Late the following day the G&M said it now had the entire 147-page final report, which estimated road-building costs between $264 million and $559 million. “Among the positives, people said road access would make it easier for parents to visit children who must move away to attend high school,” the story noted. “Cheaper food and other goods from the south are also viewed as a benefit, along with new links between first nations communities. Common concerns were that a road could bring more hunters from the south, which could negatively affect trap lines and other traditional hunting practices. Many fear that more drugs and alcohol could reach the communities.”

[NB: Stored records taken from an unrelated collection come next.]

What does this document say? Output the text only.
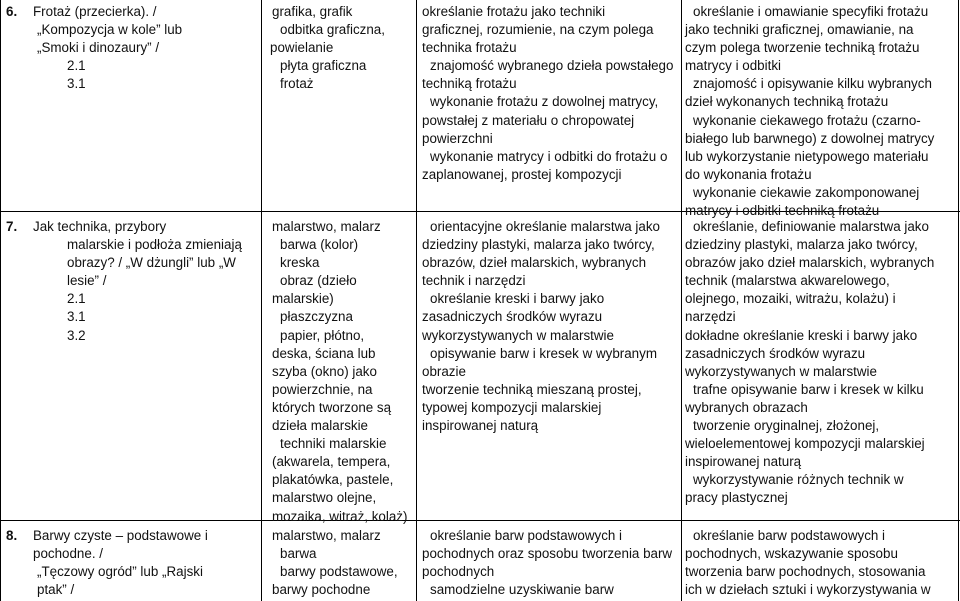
6. Frotaż (przecierka). /

„Kompozycja w kole” lub

„Smoki i dinozaury” /

2.1

3.1

grafika, grafik

odbitka graficzna,

powielanie

płyta graficzna

frotaż

określanie frotażu jako techniki

graficznej, rozumienie, na czym polega

technika frotażu

znajomość wybranego dzieła powstałego

techniką frotażu

wykonanie frotażu z dowolnej matrycy,

powstałej z materiału o chropowatej

powierzchni

wykonanie matrycy i odbitki do frotażu o

zaplanowanej, prostej kompozycji

określanie i omawianie specyfiki frotażu

jako techniki graficznej, omawianie, na

czym polega tworzenie techniką frotażu

matrycy i odbitki

znajomość i opisywanie kilku wybranych

dzieł wykonanych techniką frotażu

wykonanie ciekawego frotażu (czarno-

białego lub barwnego) z dowolnej matrycy

lub wykorzystanie nietypowego materiału

do wykonania frotażu

wykonanie ciekawie zakomponowanej

matrycy i odbitki techniką frotażu

7. Jak technika, przybory

malarskie i podłoża zmieniają

obrazy? / „W dżungli” lub „W

lesie” /

2.1

3.1

3.2

malarstwo, malarz

barwa (kolor)

kreska

obraz (dzieło

malarskie)

płaszczyzna

papier, płótno,

deska, ściana lub

szyba (okno) jako

powierzchnie, na

których tworzone są

dzieła malarskie

techniki malarskie

(akwarela, tempera,

plakatówka, pastele,

malarstwo olejne,

mozaika, witraż, kolaż)

orientacyjne określanie malarstwa jako

dziedziny plastyki, malarza jako twórcy,

obrazów, dzieł malarskich, wybranych

technik i narzędzi

określanie kreski i barwy jako

zasadniczych środków wyrazu

wykorzystywanych w malarstwie

opisywanie barw i kresek w wybranym

obrazie

tworzenie techniką mieszaną prostej,

typowej kompozycji malarskiej

inspirowanej naturą

określanie, definiowanie malarstwa jako

dziedziny plastyki, malarza jako twórcy,

obrazów jako dzieł malarskich, wybranych

technik (malarstwa akwarelowego,

olejnego, mozaiki, witrażu, kolażu) i

narzędzi

dokładne określanie kreski i barwy jako

zasadniczych środków wyrazu

wykorzystywanych w malarstwie

trafne opisywanie barw i kresek w kilku

wybranych obrazach

tworzenie oryginalnej, złożonej,

wieloelementowej kompozycji malarskiej

inspirowanej naturą

wykorzystywanie różnych technik w

pracy plastycznej

8. Barwy czyste – podstawowe i

pochodne. /

„Tęczowy ogród” lub „Rajski

ptak” /

malarstwo, malarz

barwa

barwy podstawowe,

barwy pochodne

określanie barw podstawowych i

pochodnych oraz sposobu tworzenia barw

pochodnych

samodzielne uzyskiwanie barw

określanie barw podstawowych i

pochodnych, wskazywanie sposobu

tworzenia barw pochodnych, stosowania

ich w dziełach sztuki i wykorzystywania w
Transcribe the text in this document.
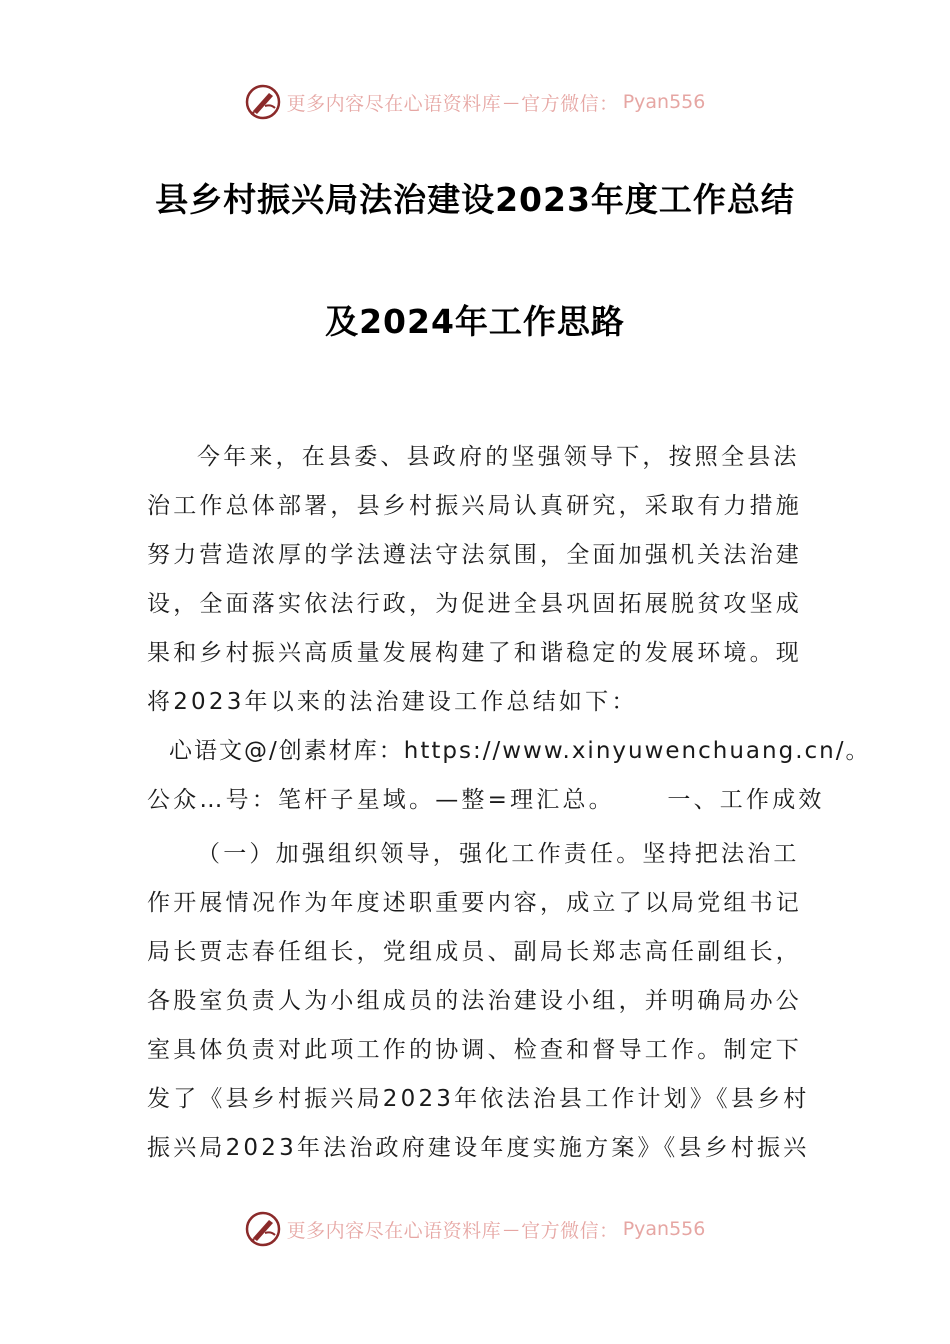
更多内容尽在心语资料库 — 官方微信： Pyan556
县乡村振兴局法治建设2023年度工作总结
及2024年工作思路
今年来，在县委、县政府的坚强领导下，按照全县法
治工作总体部署，县乡村振兴局认真研究，采取有力措施
努力营造浓厚的学法遵法守法氛围，全面加强机关法治建
设，全面落实依法行政，为促进全县巩固拓展脱贫攻坚成
果和乡村振兴高质量发展构建了和谐稳定的发展环境。现
将2023年以来的法治建设工作总结如下：
心语文@/创素材库：https://www.xinyuwenchuang.cn/。
公众…号：笔杆子星域。—整=理汇总。 一、工作成效
（一）加强组织领导，强化工作责任。坚持把法治工
作开展情况作为年度述职重要内容，成立了以局党组书记
局长贾志春任组长，党组成员、副局长郑志高任副组长，
各股室负责人为小组成员的法治建设小组，并明确局办公
室具体负责对此项工作的协调、检查和督导工作。制定下
发了《县乡村振兴局2023年依法治县工作计划》《县乡村
振兴局2023年法治政府建设年度实施方案》《县乡村振兴
更多内容尽在心语资料库 — 官方微信： Pyan556
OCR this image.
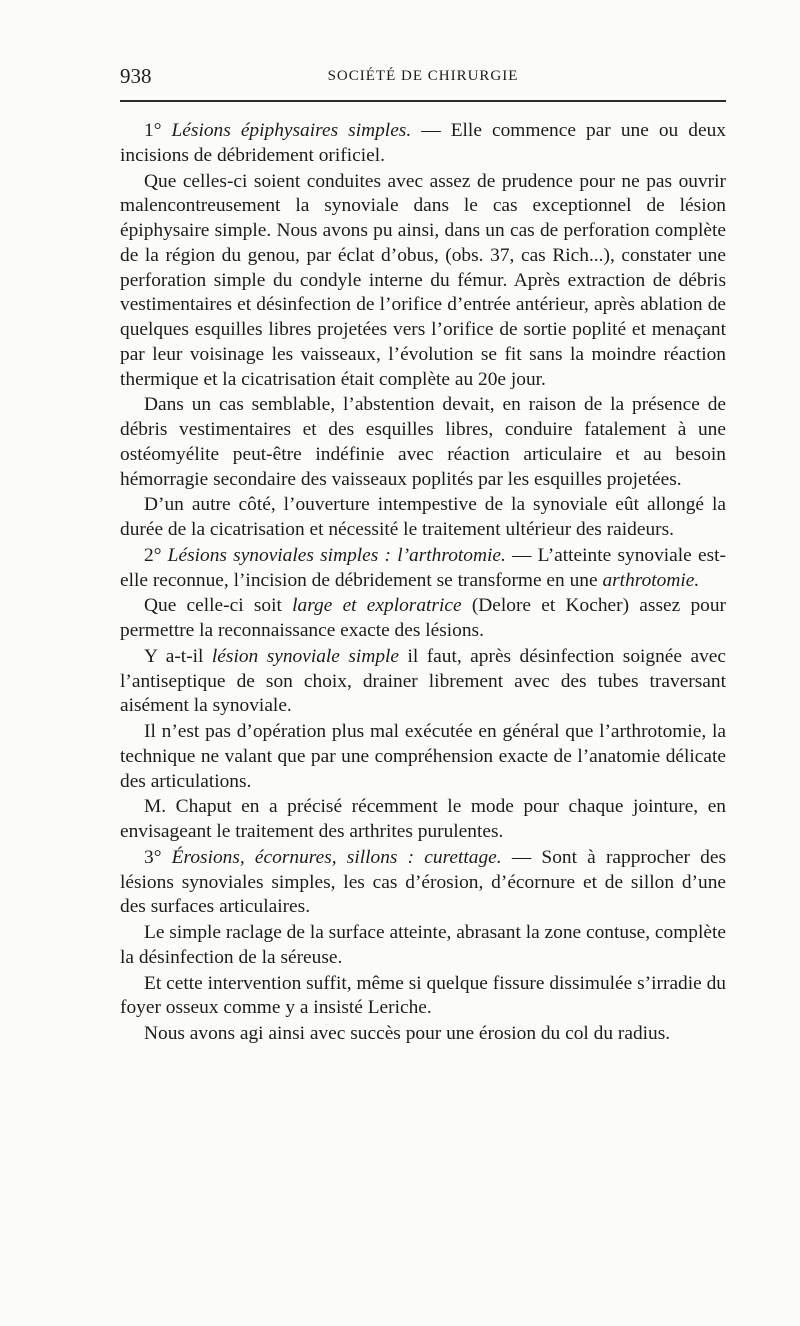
938	SOCIÉTÉ DE CHIRURGIE

1° Lésions épiphysaires simples. — Elle commence par une ou deux incisions de débridement orificiel.

Que celles-ci soient conduites avec assez de prudence pour ne pas ouvrir malencontreusement la synoviale dans le cas exceptionnel de lésion épiphysaire simple. Nous avons pu ainsi, dans un cas de perforation complète de la région du genou, par éclat d’obus, (obs. 37, cas Rich...), constater une perforation simple du condyle interne du fémur. Après extraction de débris vestimentaires et désinfection de l’orifice d’entrée antérieur, après ablation de quelques esquilles libres projetées vers l’orifice de sortie poplité et menaçant par leur voisinage les vaisseaux, l’évolution se fit sans la moindre réaction thermique et la cicatrisation était complète au 20e jour.

Dans un cas semblable, l’abstention devait, en raison de la présence de débris vestimentaires et des esquilles libres, conduire fatalement à une ostéomyélite peut-être indéfinie avec réaction articulaire et au besoin hémorragie secondaire des vaisseaux poplités par les esquilles projetées.

D’un autre côté, l’ouverture intempestive de la synoviale eût allongé la durée de la cicatrisation et nécessité le traitement ultérieur des raideurs.

2° Lésions synoviales simples : l’arthrotomie. — L’atteinte synoviale est-elle reconnue, l’incision de débridement se transforme en une arthrotomie.

Que celle-ci soit large et exploratrice (Delore et Kocher) assez pour permettre la reconnaissance exacte des lésions.

Y a-t-il lésion synoviale simple il faut, après désinfection soignée avec l’antiseptique de son choix, drainer librement avec des tubes traversant aisément la synoviale.

Il n’est pas d’opération plus mal exécutée en général que l’arthrotomie, la technique ne valant que par une compréhension exacte de l’anatomie délicate des articulations.

M. Chaput en a précisé récemment le mode pour chaque jointure, en envisageant le traitement des arthrites purulentes.

3° Érosions, écornures, sillons : curettage. — Sont à rapprocher des lésions synoviales simples, les cas d’érosion, d’écornure et de sillon d’une des surfaces articulaires.

Le simple raclage de la surface atteinte, abrasant la zone contuse, complète la désinfection de la séreuse.

Et cette intervention suffit, même si quelque fissure dissimulée s’irradie du foyer osseux comme y a insisté Leriche.

Nous avons agi ainsi avec succès pour une érosion du col du radius.
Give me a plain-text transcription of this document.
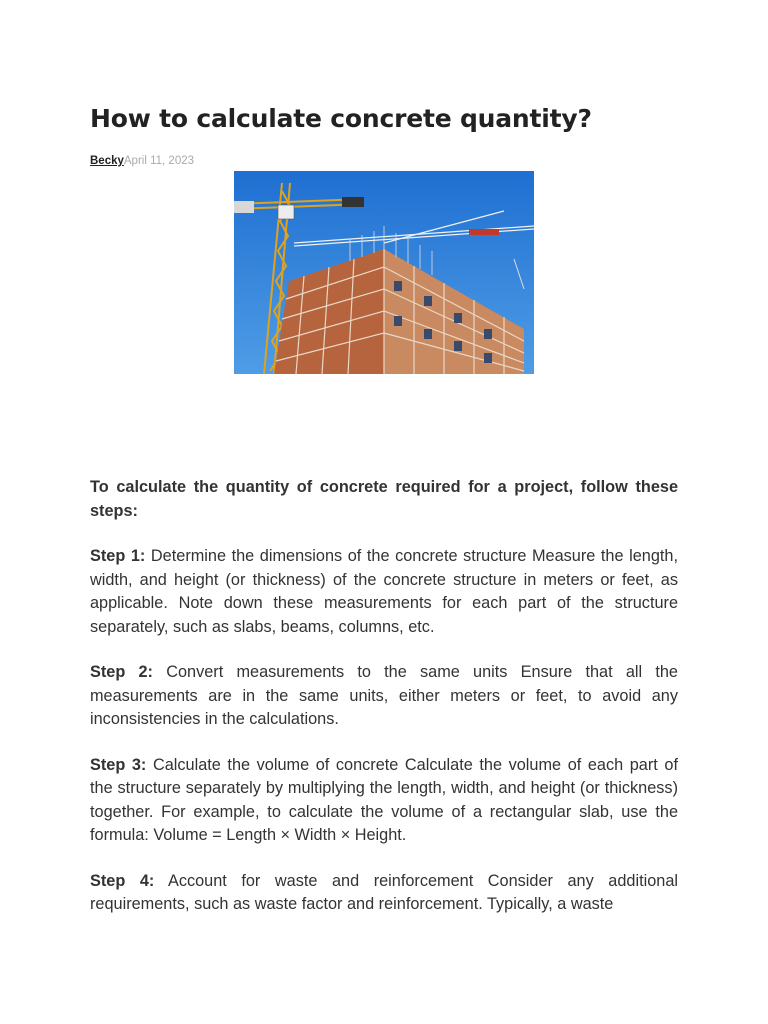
How to calculate concrete quantity?
BeckyApril 11, 2023

To calculate the quantity of concrete required for a project, follow these steps:

Step 1: Determine the dimensions of the concrete structure Measure the length, width, and height (or thickness) of the concrete structure in meters or feet, as applicable. Note down these measurements for each part of the structure separately, such as slabs, beams, columns, etc.

Step 2: Convert measurements to the same units Ensure that all the measurements are in the same units, either meters or feet, to avoid any inconsistencies in the calculations.

Step 3: Calculate the volume of concrete Calculate the volume of each part of the structure separately by multiplying the length, width, and height (or thickness) together. For example, to calculate the volume of a rectangular slab, use the formula: Volume = Length × Width × Height.

Step 4: Account for waste and reinforcement Consider any additional requirements, such as waste factor and reinforcement. Typically, a waste
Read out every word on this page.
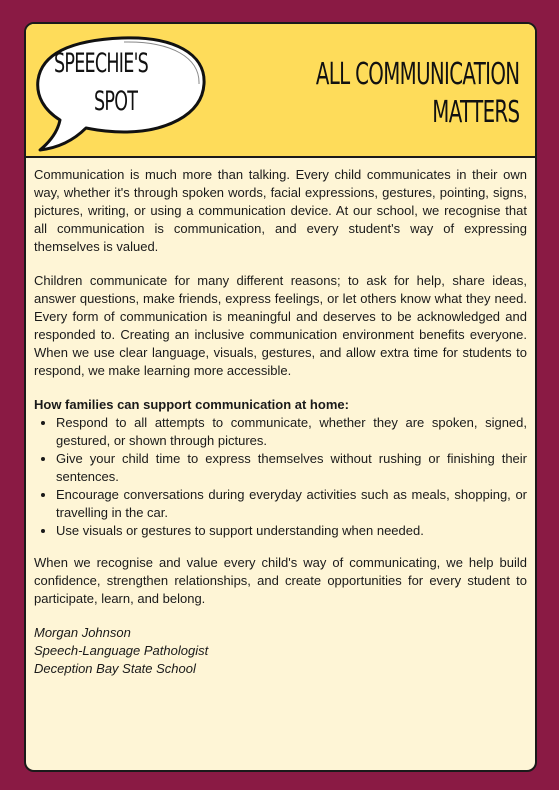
SPEECHIE'S
SPOT
ALL COMMUNICATION
MATTERS

Communication is much more than talking. Every child communicates in their own way, whether it's through spoken words, facial expressions, gestures, pointing, signs, pictures, writing, or using a communication device. At our school, we recognise that all communication is communication, and every student's way of expressing themselves is valued.

Children communicate for many different reasons; to ask for help, share ideas, answer questions, make friends, express feelings, or let others know what they need. Every form of communication is meaningful and deserves to be acknowledged and responded to. Creating an inclusive communication environment benefits everyone. When we use clear language, visuals, gestures, and allow extra time for students to respond, we make learning more accessible.

How families can support communication at home:
• Respond to all attempts to communicate, whether they are spoken, signed, gestured, or shown through pictures.
• Give your child time to express themselves without rushing or finishing their sentences.
• Encourage conversations during everyday activities such as meals, shopping, or travelling in the car.
• Use visuals or gestures to support understanding when needed.

When we recognise and value every child's way of communicating, we help build confidence, strengthen relationships, and create opportunities for every student to participate, learn, and belong.

Morgan Johnson
Speech-Language Pathologist
Deception Bay State School
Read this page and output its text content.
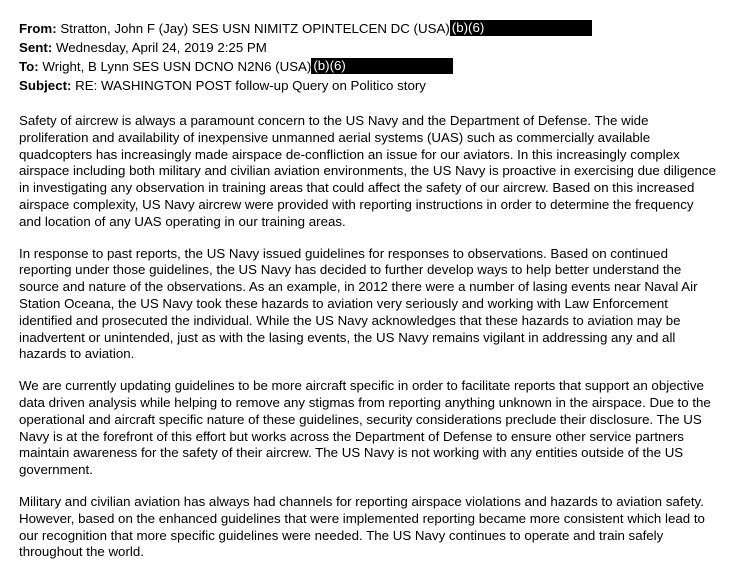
From: Stratton, John F (Jay) SES USN NIMITZ OPINTELCEN DC (USA) (b)(6)
Sent: Wednesday, April 24, 2019 2:25 PM
To: Wright, B Lynn SES USN DCNO N2N6 (USA) (b)(6)
Subject: RE: WASHINGTON POST follow-up Query on Politico story

Safety of aircrew is always a paramount concern to the US Navy and the Department of Defense. The wide proliferation and availability of inexpensive unmanned aerial systems (UAS) such as commercially available quadcopters has increasingly made airspace de-confliction an issue for our aviators. In this increasingly complex airspace including both military and civilian aviation environments, the US Navy is proactive in exercising due diligence in investigating any observation in training areas that could affect the safety of our aircrew. Based on this increased airspace complexity, US Navy aircrew were provided with reporting instructions in order to determine the frequency and location of any UAS operating in our training areas.

In response to past reports, the US Navy issued guidelines for responses to observations. Based on continued reporting under those guidelines, the US Navy has decided to further develop ways to help better understand the source and nature of the observations. As an example, in 2012 there were a number of lasing events near Naval Air Station Oceana, the US Navy took these hazards to aviation very seriously and working with Law Enforcement identified and prosecuted the individual. While the US Navy acknowledges that these hazards to aviation may be inadvertent or unintended, just as with the lasing events, the US Navy remains vigilant in addressing any and all hazards to aviation.

We are currently updating guidelines to be more aircraft specific in order to facilitate reports that support an objective data driven analysis while helping to remove any stigmas from reporting anything unknown in the airspace. Due to the operational and aircraft specific nature of these guidelines, security considerations preclude their disclosure. The US Navy is at the forefront of this effort but works across the Department of Defense to ensure other service partners maintain awareness for the safety of their aircrew. The US Navy is not working with any entities outside of the US government.

Military and civilian aviation has always had channels for reporting airspace violations and hazards to aviation safety. However, based on the enhanced guidelines that were implemented reporting became more consistent which lead to our recognition that more specific guidelines were needed. The US Navy continues to operate and train safely throughout the world.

Clearly nothing is going to be built in that part of Canada without social licence.—Frank Smeenk,
president of KWG Resources

While emphasizing the positive, Smeenk seems resigned to slow progress. “Clearly nothing is going to be built in that part of Canada without social licence,” he emphasizes. “We’ve flown a number of trial balloons on how that might best be accomplished. The best is that the first nations whose traditional territories will be traversed by this transportation infrastructure should be equal partners in it. So we’ve proposed to the first nations of Webequie and Marten Falls that we create an equal partnership in both the mine and transportation.”

In June KWG announced that chiefs of those bands were considering a proposal to place its mining claims in a limited partnership to be held half by KWG and half by the two communities. To buy their way in, KWG offered the bands a non-recourse loan of $40 million.

This week a Webequie drum group opened a new drill program at Eagle’s Nest “to ensure minimal disturbance to the land and water and for the health and safety of the workers,” Noront stated. The project reached feasibility in 2012. Earlier this month, in apparent expectation of the latest government-funded study, Noront said it “anticipates that mine construction will begin in 2018 when road construction starts, resulting in first concentrate production in 2021.”

Despite pessimistic reports of the government-funded study, Noront reiterated its expectation that Ontario will “make a joint announcement with local first nations regarding plans for a shared regional access road before the end of this year.”

The province has committed $1 billion for RoF infrastructure and has asked Ottawa for matching funds.